LES ENTAILLES
POUR EN SAVOIR PLUS
Dans le département de la Somme, la tourbe a tenu une place importante dans l’économie locale ce dont les chiffres suivants témoignent.
En 1889, sur 157 sites d’extraction près de 2 000 ouvriers ont extrait 70 000 tonnes.
Neuf années avant, 83 920 tonnes étaient sortis, mais 42 500 en 1901. En 1919, seules 12 exploitations étaient encore en activité et avec elles, 30 ouvriers extrairont 33 000 tonnes.
Au cours du XIX ème siècle, l’exploitation s’organisait d’avril à fin août soit au cours des mois les plus chauds (du moins à cette époque !) pour permettre le séchage de la tourbe. Elle était assurée par une équipe de 4 hommes, le tourbier et ses ouvriers. Chacun avait une tâche précise. Le sol est décapé au petit louchet (ech découénage). Ensuite, le tireur (ech tireu ) place une planche en alignement au bord de l’eau. Elle est lourde et tenue par de longues chevilles de bois pour assurer à l’ouvrier de ne pas tomber. Sa largeur marque l’épaisseur du paquet de tourbe qui sera sorti. L’ouvrier pousse en appuyant le fer du louchet sur le bord de l’eau, puis par une secousse détache le morceau de tourbe, qu’il remonte puis bascule pour déposer l’ensemble sur le sol. Il repositionne son louchet au même endroit pour aller extraire une longueur équivalente plus en profondeur et ainsi il pourra aller jusqu’à 6 mètres de profondeur. Ensuite, le coupeur (ech coupeu) intervient. Armé du coupoir, couteau à lame courbe et pointue, il tranche le pain de tourbe en brique égale puis les dispose sur une brouette que le brouetteur (ech brouteu) va améner sur l’étente. Là, déposées par le déchargeur (ech décartcheu), les briques de tourbe (ou « tourbe ») vont subir leur premier temps de séchage. Elles sont ensuite mises en tas composés de 21 « tourbes », puis en pyramide, les catelets. Enfin, elles seront placées en quinconce, tas appelés reuillets ou lanternes. Elles sécheront ainsi durant 5 à 6 semaines pour finir en piles (8 à 9 mètres cubes de tourbe) et en demi-piles.

Il a varié selon les périodes, et probablement selon les lieux.
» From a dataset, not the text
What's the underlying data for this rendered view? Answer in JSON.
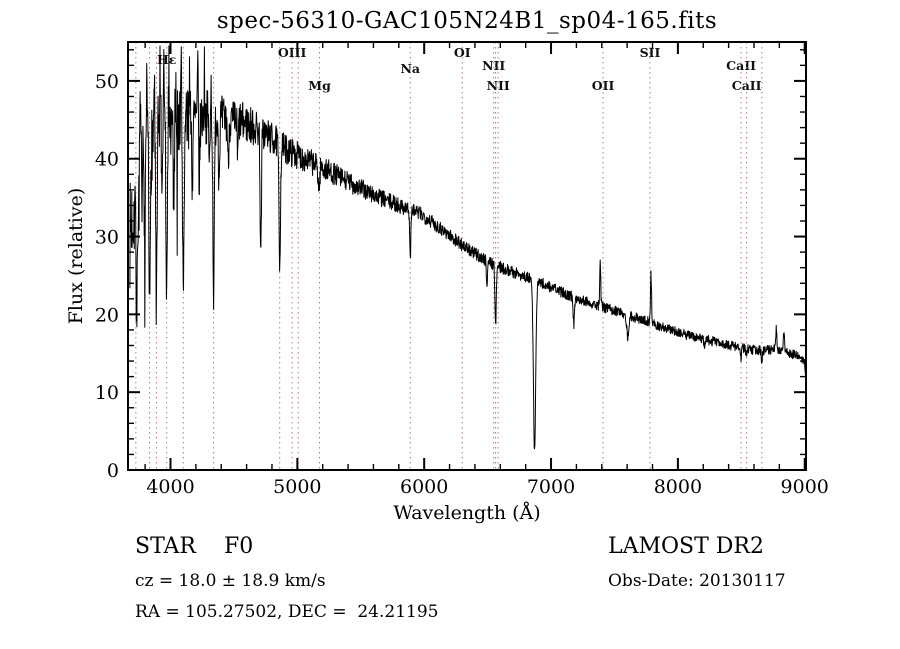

Ont été recensés les outils suivants :
La sonde : nécessaire pour évaluer l’épaisseur du gisement, elle était constituée d’une pièce de fer pointue de 40 centimètres, ouverte d’un côté et portée par un long manche, sorte de perche qui pouvait faire jusqu’à 5 mètres.
Petit louchet : une bêche d’une largeur de 10 cm environ munie d’un « aileron »
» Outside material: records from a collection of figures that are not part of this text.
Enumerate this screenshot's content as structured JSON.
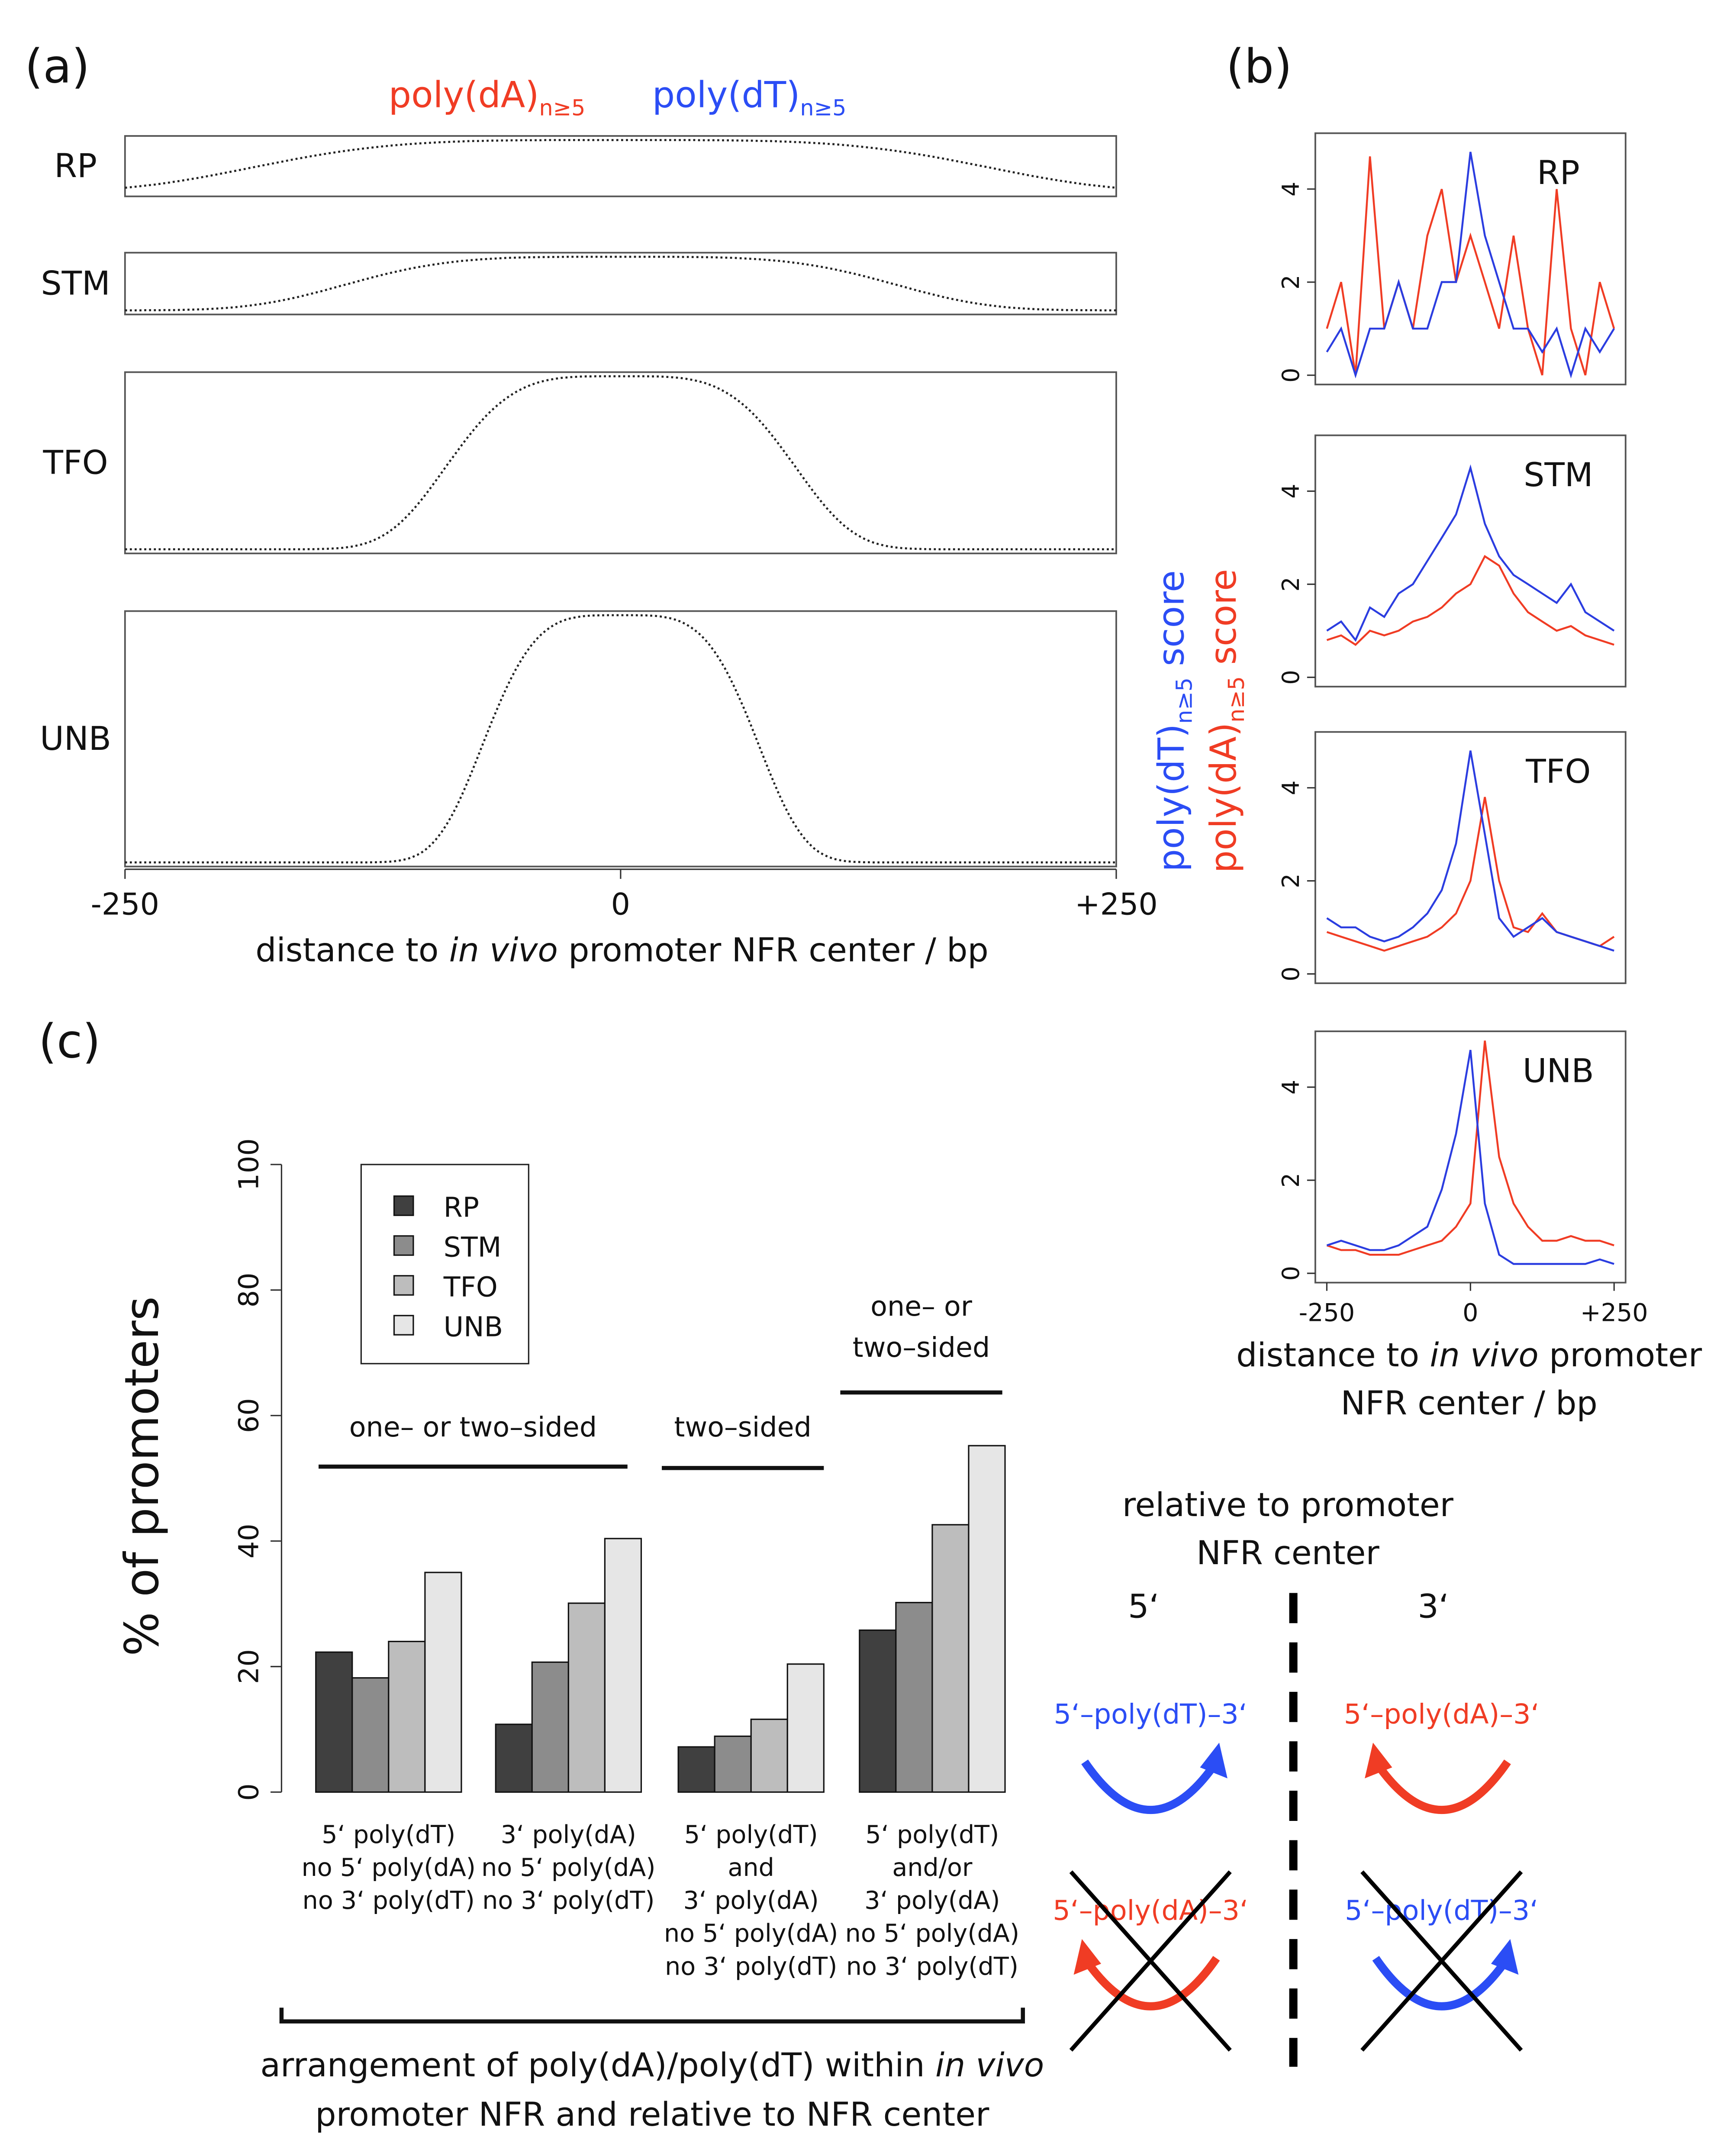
{
  "panel_labels": [
    "(a)",
    "(b)",
    "(c)"
  ],
  "chart_data": [
    {
      "type": "heatmap",
      "series": [
        {
          "name": "poly(dA)",
          "subscript": "n≥5",
          "color": "#f03c24"
        },
        {
          "name": "poly(dT)",
          "subscript": "n≥5",
          "color": "#2b4df5"
        }
      ],
      "rows": [
        "RP",
        "STM",
        "TFO",
        "UNB"
      ],
      "xlim": [
        -250,
        250
      ],
      "xticks": [
        -250,
        0,
        {
          "value": 250,
          "label": "+250"
        }
      ],
      "xlabel": [
        "distance to ",
        "in vivo",
        " promoter NFR center / bp"
      ]
    },
    {
      "type": "line",
      "title": "RP",
      "x": [
        -250,
        -225,
        -200,
        -175,
        -150,
        -125,
        -100,
        -75,
        -50,
        -25,
        0,
        25,
        50,
        75,
        100,
        125,
        150,
        175,
        200,
        225,
        250
      ],
      "xlim": [
        -270,
        270
      ],
      "ylim": [
        -0.2,
        5.2
      ],
      "yticks": [
        0,
        2,
        4
      ],
      "ylabel": [
        {
          "text": "poly(dT)",
          "subscript": "n≥5",
          "suffix": " score",
          "color": "#2b4df5"
        },
        {
          "text": "poly(dA)",
          "subscript": "n≥5",
          "suffix": " score",
          "color": "#f03c24"
        }
      ],
      "series": [
        {
          "color": "#f03c24",
          "values": [
            1,
            2,
            0,
            4.7,
            1,
            2,
            1,
            3,
            4,
            2,
            3,
            2,
            1,
            3,
            1,
            0,
            4,
            1,
            0,
            2,
            1
          ]
        },
        {
          "color": "#2b3de0",
          "values": [
            0.5,
            1,
            0,
            1,
            1,
            2,
            1,
            1,
            2,
            2,
            4.8,
            3,
            2,
            1,
            1,
            0.5,
            1,
            0,
            1,
            0.5,
            1
          ]
        }
      ]
    },
    {
      "type": "line",
      "title": "STM",
      "x": [
        -250,
        -225,
        -200,
        -175,
        -150,
        -125,
        -100,
        -75,
        -50,
        -25,
        0,
        25,
        50,
        75,
        100,
        125,
        150,
        175,
        200,
        225,
        250
      ],
      "xlim": [
        -270,
        270
      ],
      "ylim": [
        -0.2,
        5.2
      ],
      "yticks": [
        0,
        2,
        4
      ],
      "series": [
        {
          "color": "#f03c24",
          "values": [
            0.8,
            0.9,
            0.7,
            1,
            0.9,
            1,
            1.2,
            1.3,
            1.5,
            1.8,
            2,
            2.6,
            2.4,
            1.8,
            1.4,
            1.2,
            1,
            1.1,
            0.9,
            0.8,
            0.7
          ]
        },
        {
          "color": "#2b3de0",
          "values": [
            1,
            1.2,
            0.8,
            1.5,
            1.3,
            1.8,
            2,
            2.5,
            3,
            3.5,
            4.5,
            3.3,
            2.6,
            2.2,
            2,
            1.8,
            1.6,
            2,
            1.4,
            1.2,
            1
          ]
        }
      ]
    },
    {
      "type": "line",
      "title": "TFO",
      "x": [
        -250,
        -225,
        -200,
        -175,
        -150,
        -125,
        -100,
        -75,
        -50,
        -25,
        0,
        25,
        50,
        75,
        100,
        125,
        150,
        175,
        200,
        225,
        250
      ],
      "xlim": [
        -270,
        270
      ],
      "ylim": [
        -0.2,
        5.2
      ],
      "yticks": [
        0,
        2,
        4
      ],
      "series": [
        {
          "color": "#f03c24",
          "values": [
            0.9,
            0.8,
            0.7,
            0.6,
            0.5,
            0.6,
            0.7,
            0.8,
            1,
            1.3,
            2,
            3.8,
            2,
            1,
            0.9,
            1.3,
            0.9,
            0.8,
            0.7,
            0.6,
            0.8
          ]
        },
        {
          "color": "#2b3de0",
          "values": [
            1.2,
            1,
            1,
            0.8,
            0.7,
            0.8,
            1,
            1.3,
            1.8,
            2.8,
            4.8,
            3,
            1.2,
            0.8,
            1,
            1.2,
            0.9,
            0.8,
            0.7,
            0.6,
            0.5
          ]
        }
      ]
    },
    {
      "type": "line",
      "title": "UNB",
      "x": [
        -250,
        -225,
        -200,
        -175,
        -150,
        -125,
        -100,
        -75,
        -50,
        -25,
        0,
        25,
        50,
        75,
        100,
        125,
        150,
        175,
        200,
        225,
        250
      ],
      "xlim": [
        -270,
        270
      ],
      "ylim": [
        -0.2,
        5.2
      ],
      "yticks": [
        0,
        2,
        4
      ],
      "xticks": [
        -250,
        0,
        {
          "value": 250,
          "label": "+250"
        }
      ],
      "xlabel": [
        [
          "distance to ",
          "in vivo",
          " promoter"
        ],
        [
          "NFR center / bp"
        ]
      ],
      "series": [
        {
          "color": "#f03c24",
          "values": [
            0.6,
            0.5,
            0.5,
            0.4,
            0.4,
            0.4,
            0.5,
            0.6,
            0.7,
            1,
            1.5,
            5,
            2.5,
            1.5,
            1,
            0.7,
            0.7,
            0.8,
            0.7,
            0.7,
            0.6
          ]
        },
        {
          "color": "#2b3de0",
          "values": [
            0.6,
            0.7,
            0.6,
            0.5,
            0.5,
            0.6,
            0.8,
            1,
            1.8,
            3,
            4.8,
            1.5,
            0.4,
            0.2,
            0.2,
            0.2,
            0.2,
            0.2,
            0.2,
            0.3,
            0.2
          ]
        }
      ]
    },
    {
      "type": "bar",
      "categories": [
        [
          "5‘ poly(dT)",
          "no 5‘ poly(dA)",
          "no 3‘ poly(dT)"
        ],
        [
          "3‘ poly(dA)",
          "no 5‘ poly(dA)",
          "no 3‘ poly(dT)"
        ],
        [
          "5‘ poly(dT)",
          "and",
          "3‘ poly(dA)",
          "no 5‘ poly(dA)",
          "no 3‘ poly(dT)"
        ],
        [
          "5‘ poly(dT)",
          "and/or",
          "3‘ poly(dA)",
          "no 5‘ poly(dA)",
          "no 3‘ poly(dT)"
        ]
      ],
      "series": [
        {
          "name": "RP",
          "color": "#404040",
          "values": [
            22.3,
            10.8,
            7.2,
            25.8
          ]
        },
        {
          "name": "STM",
          "color": "#8c8c8c",
          "values": [
            18.2,
            20.7,
            8.9,
            30.2
          ]
        },
        {
          "name": "TFO",
          "color": "#bdbdbd",
          "values": [
            24,
            30.1,
            11.6,
            42.6
          ]
        },
        {
          "name": "UNB",
          "color": "#e6e6e6",
          "values": [
            35,
            40.4,
            20.4,
            55.2
          ]
        }
      ],
      "ylim": [
        0,
        100
      ],
      "yticks": [
        0,
        20,
        40,
        60,
        80,
        100
      ],
      "ylabel": "% of promoters",
      "annotations": [
        [
          "one– or two–sided"
        ],
        [
          "two–sided"
        ],
        [
          "one– or",
          "two–sided"
        ]
      ],
      "xlabel": [
        [
          "arrangement of poly(dA)/poly(dT) within ",
          "in vivo"
        ],
        [
          "promoter NFR and relative to NFR center"
        ]
      ]
    }
  ],
  "diagram": {
    "title": [
      "relative to promoter",
      "NFR center"
    ],
    "sides": [
      "5‘",
      "3‘"
    ],
    "labels": [
      {
        "text": "5‘–poly(dT)–3‘",
        "color": "#2b4df5"
      },
      {
        "text": "5‘–poly(dA)–3‘",
        "color": "#f03c24"
      },
      {
        "text": "5‘–poly(dA)–3‘",
        "color": "#f03c24"
      },
      {
        "text": "5‘–poly(dT)–3‘",
        "color": "#2b4df5"
      }
    ]
  }
}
Grand louchet : ensemble de lames coupantes constituant deux longs côtés (1,40 m) d’une boîte située à l’extrémité d’un manche long de 6 à 7 m.
Drague ou hondrague : sorte de pelle en fer recourbée, se trouvant au bout d’un long manche en bois. Elle servait à sortir la vase ou la tourbe du fond
Le coupoir : grand couteau à lame courbe et pointue.
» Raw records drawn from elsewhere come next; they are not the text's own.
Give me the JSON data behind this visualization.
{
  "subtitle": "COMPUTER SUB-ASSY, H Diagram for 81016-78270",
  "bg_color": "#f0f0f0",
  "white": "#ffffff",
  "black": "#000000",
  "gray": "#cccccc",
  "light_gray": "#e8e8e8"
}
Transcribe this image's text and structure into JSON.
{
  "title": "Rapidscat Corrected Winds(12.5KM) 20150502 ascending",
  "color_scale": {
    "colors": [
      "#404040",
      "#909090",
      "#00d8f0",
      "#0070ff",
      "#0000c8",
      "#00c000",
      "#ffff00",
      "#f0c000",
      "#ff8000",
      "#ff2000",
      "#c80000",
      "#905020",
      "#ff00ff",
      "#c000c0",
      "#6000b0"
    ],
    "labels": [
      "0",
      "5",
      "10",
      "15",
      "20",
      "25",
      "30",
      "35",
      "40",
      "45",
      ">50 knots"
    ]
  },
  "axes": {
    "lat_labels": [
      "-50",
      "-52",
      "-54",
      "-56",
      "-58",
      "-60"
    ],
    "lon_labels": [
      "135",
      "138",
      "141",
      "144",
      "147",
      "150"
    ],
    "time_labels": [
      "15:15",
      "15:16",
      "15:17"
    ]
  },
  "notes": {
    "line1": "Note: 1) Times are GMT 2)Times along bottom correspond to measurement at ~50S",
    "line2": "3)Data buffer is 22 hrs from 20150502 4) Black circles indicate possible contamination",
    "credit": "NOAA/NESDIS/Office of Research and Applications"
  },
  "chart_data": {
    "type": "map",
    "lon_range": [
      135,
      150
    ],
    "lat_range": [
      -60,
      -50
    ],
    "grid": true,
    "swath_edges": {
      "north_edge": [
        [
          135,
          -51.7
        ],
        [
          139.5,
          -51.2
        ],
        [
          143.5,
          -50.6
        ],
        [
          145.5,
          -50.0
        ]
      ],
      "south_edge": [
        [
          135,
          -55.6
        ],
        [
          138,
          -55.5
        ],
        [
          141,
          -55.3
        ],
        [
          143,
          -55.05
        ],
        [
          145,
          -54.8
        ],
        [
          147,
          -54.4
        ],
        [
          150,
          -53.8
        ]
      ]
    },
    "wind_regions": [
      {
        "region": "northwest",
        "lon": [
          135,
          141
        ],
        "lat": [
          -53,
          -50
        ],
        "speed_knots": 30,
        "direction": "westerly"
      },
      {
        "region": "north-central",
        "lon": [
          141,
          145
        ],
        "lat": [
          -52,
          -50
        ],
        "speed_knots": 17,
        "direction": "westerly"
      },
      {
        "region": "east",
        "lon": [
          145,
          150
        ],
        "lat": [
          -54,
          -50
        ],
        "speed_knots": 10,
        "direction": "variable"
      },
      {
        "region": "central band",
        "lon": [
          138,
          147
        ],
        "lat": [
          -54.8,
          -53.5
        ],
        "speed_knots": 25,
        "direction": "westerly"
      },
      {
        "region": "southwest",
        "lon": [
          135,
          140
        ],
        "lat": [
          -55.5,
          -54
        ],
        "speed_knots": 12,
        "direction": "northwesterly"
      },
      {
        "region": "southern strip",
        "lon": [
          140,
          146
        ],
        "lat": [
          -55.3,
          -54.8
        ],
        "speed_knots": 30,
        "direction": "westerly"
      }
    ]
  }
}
Ces outils étaient adaptés par les forgerons locaux selon les conditions, notamment l’épaisseur du gisement et sa profondeur.
Une coopérative en 1793 Un temps, l’exploitation était donnée à des particuliers qui en contrepartie fournissaient les habitants en pains de tourbe. En 1793, suite à des difficultés, le conseil municipal a décidé de la reprendre en régie. Pour cela, il mit en place une coopérative dont les membres étaient les habitants du village intéressés par avoir de la tourbe. Ils apportèrent une mise de départ pour l’achat du matériel puis désignèrent un conducteur de l’atelier de tourbage. Les habitants participaient également aux travaux selon une cote part en rapport avec les quantités de tourbe qu’il récupérait. Ce système fonctionna une douzaine d’années.